Lees het volledige artikel
Regering-Trump geconfronteerd met escalerende juridische strijd over tariefbeleid
Het toonaangevende economische initiatief van Trump voor zijn tweede ambtstermijn—het ‘Bevrijdingsdag’-tariefplan—komt in juridisch vaarwater terecht na twee uitspraken van federale rechtbanken die de basis ervan ondermijnen. Het plan legt een basistarief van 10% op aan de meeste handelspartners van de VS en een extra ‘wederkerig tarief’ aan specifieke landen, gebaseerd op de bevoegdheid vanuit de IEEPA.
Een driekoppig panel van het Amerikaanse Hof voor Internationale Handel (CIT) oordeelde unaniem dat de IEEPA de president geen ‘onbeperkte’ bevoegdheid geeft om dergelijke tarieven in te voeren. Op dezelfde dag oordeelde rechter Rudolph Contreras in Washington, D.C.—benoemd door Obama—in een aparte zaak eveneens dat Trumps gebruik van de wet onwettig was.

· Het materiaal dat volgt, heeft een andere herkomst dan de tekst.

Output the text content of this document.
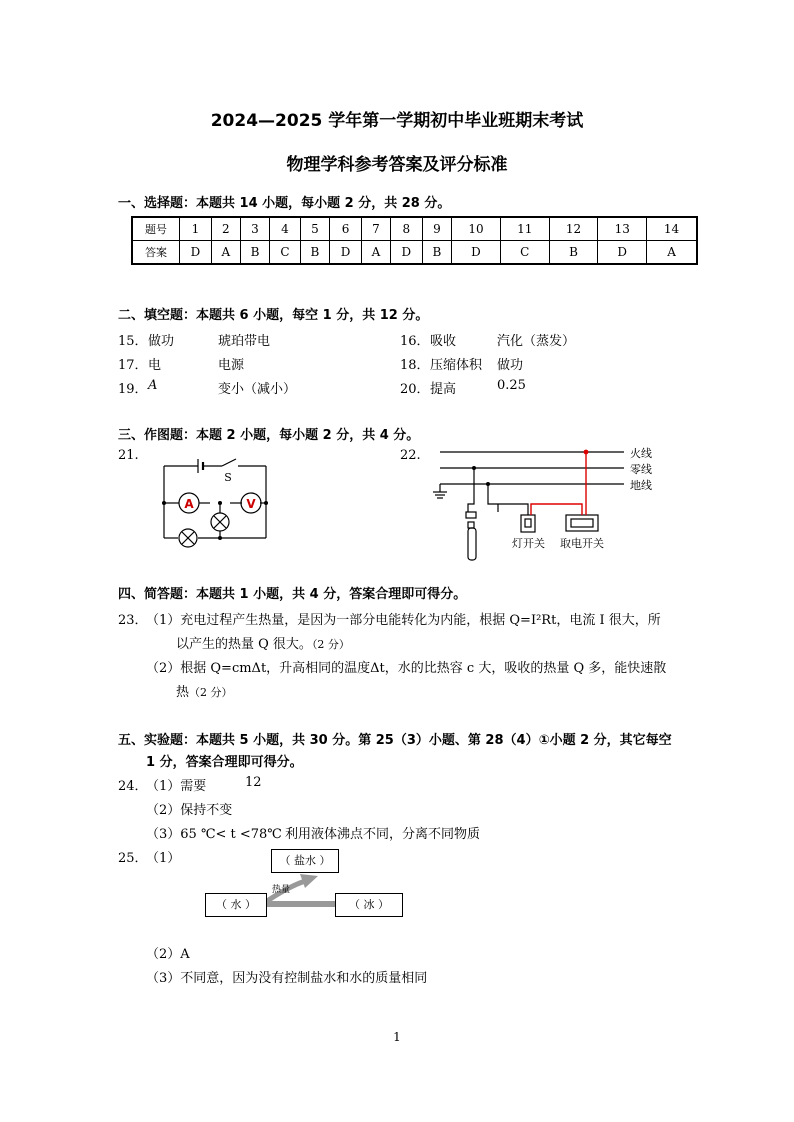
2024—2025 学年第一学期初中毕业班期末考试
物理学科参考答案及评分标准
一、选择题：本题共 14 小题，每小题 2 分，共 28 分。
题号	1	2	3	4	5	6	7	8	9	10	11	12	13	14
答案	D	A	B	C	B	D	A	D	B	D	C	B	D	A
二、填空题：本题共 6 小题，每空 1 分，共 12 分。
15． 做功	琥珀带电	16． 吸收	汽化（蒸发）
17． 电	电源	18． 压缩体积 做功
19． A	变小（减小）	20． 提高	0.25
三、作图题：本题 2 小题，每小题 2 分，共 4 分。
21.	22.
A	V
S
火线
零线
地线
灯开关 取电开关
四、简答题：本题共 1 小题，共 4 分，答案合理即可得分。
23．
（1）充电过程产生热量，是因为一部分电能转化为内能，根据 Q=I²Rt，电流 I 很大，所
以产生的热量 Q 很大。（2 分）
（2）根据 Q=cmΔt，升高相同的温度Δt，水的比热容 c 大，吸收的热量 Q 多，能快速散
热（2 分）
五、实验题：本题共 5 小题，共 30 分。第 25（3）小题、第 28（4）①小题 2 分，其它每空
1 分，答案合理即可得分。
24．
（1）需要	12
（2）保持不变
（3）65 ℃< t <78℃ 利用液体沸点不同，分离不同物质
25．
（1）	（ 盐水 ）
（ 水 ）	（ 冰 ）
热量
（2）A
（3）不同意，因为没有控制盐水和水的质量相同
1
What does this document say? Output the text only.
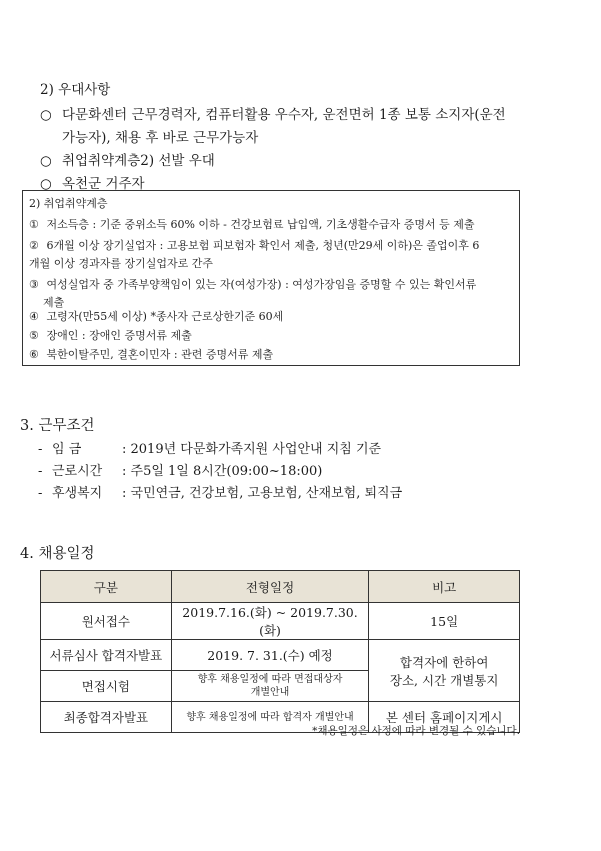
2) 우대사항
○ 다문화센터 근무경력자, 컴퓨터활용 우수자, 운전면허 1종 보통 소지자(운전
가능자), 채용 후 바로 근무가능자
○ 취업취약계층2) 선발 우대
○ 옥천군 거주자
2) 취업취약계층
① 저소득층 : 기준 중위소득 60% 이하 - 건강보험료 납입액, 기초생활수급자 증명서 등 제출
② 6개월 이상 장기실업자 : 고용보험 피보험자 확인서 제출, 청년(만29세 이하)은 졸업이후 6
개월 이상 경과자를 장기실업자로 간주
③ 여성실업자 중 가족부양책임이 있는 자(여성가장) : 여성가장임을 증명할 수 있는 확인서류
제출
④ 고령자(만55세 이상) *종사자 근로상한기준 60세
⑤ 장애인 : 장애인 증명서류 제출
⑥ 북한이탈주민, 결혼이민자 : 관련 증명서류 제출
3. 근무조건
- 임 금	: 2019년 다문화가족지원 사업안내 지침 기준
- 근로시간 : 주5일 1일 8시간(09:00~18:00)
- 후생복지 : 국민연금, 건강보험, 고용보험, 산재보험, 퇴직금
4. 채용일정
구분	전형일정	비고
원서접수	2019.7.16.(화) ~ 2019.7.30.(화)	15일
서류심사 합격자발표	2019. 7. 31.(수) 예정	합격자에 한하여
장소, 시간 개별통지

면접시험	향후 채용일정에 따라 면접대상자
개별안내	

최종합격자발표	향후 채용일정에 따라 합격자 개별안내	본 센터 홈페이지게시
*채용일정은 사정에 따라 변경될 수 있습니다.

Beide uitspraken beperken Trumps vermogen om eenzijdig handelsmaatregelen te nemen aanzienlijk.
Als reactie daarop diende de Trump-regering onmiddellijk beroep in bij het Amerikaanse Hof van Beroep voor het District of Columbia Circuit en vroeg om opschorting van de uitspraak. Het ministerie van Justitie voerde aan dat de uitspraak het onderhandelingsvermogen van de president ondermijnt op een moment dat de VS verwikkeld is in gevoelige handelsbesprekingen met meerdere partners. Trumps juridische team stelde dat het verwijderen van de dreiging van tarieven de grondwettelijke bevoegdheden van de president verzwakt en de lopende onderhandelingen ondermijnt.
William Cline, emeritus senior fellow bij het Peterson Institute for International Economics, beaamde dit standpunt. Hij merkte op dat Trump en minister van Financiën Scott Bessent tarieven niet zien als vast beleid, maar als strategisch openingsbod voor bredere onderhandelingen—vooral met landen zoals China.
Trump waarschuwde dat hij bereid is om de strijd zo nodig tot aan het Hooggerechtshof te voeren, een stap die ook door de advocaten van de eisers werd gesteund. Of het Hof de zaak zal behandelen blijft echter onzeker. In de 20 weken sinds het begin van zijn tweede ambtstermijn heeft de regering-Trump al 18 spoedverzoeken ingediend bij het Hooggerechtshof, wat de toenemende juridische spanningen tussen het Witte Huis en de rechterlijke macht onderstreept.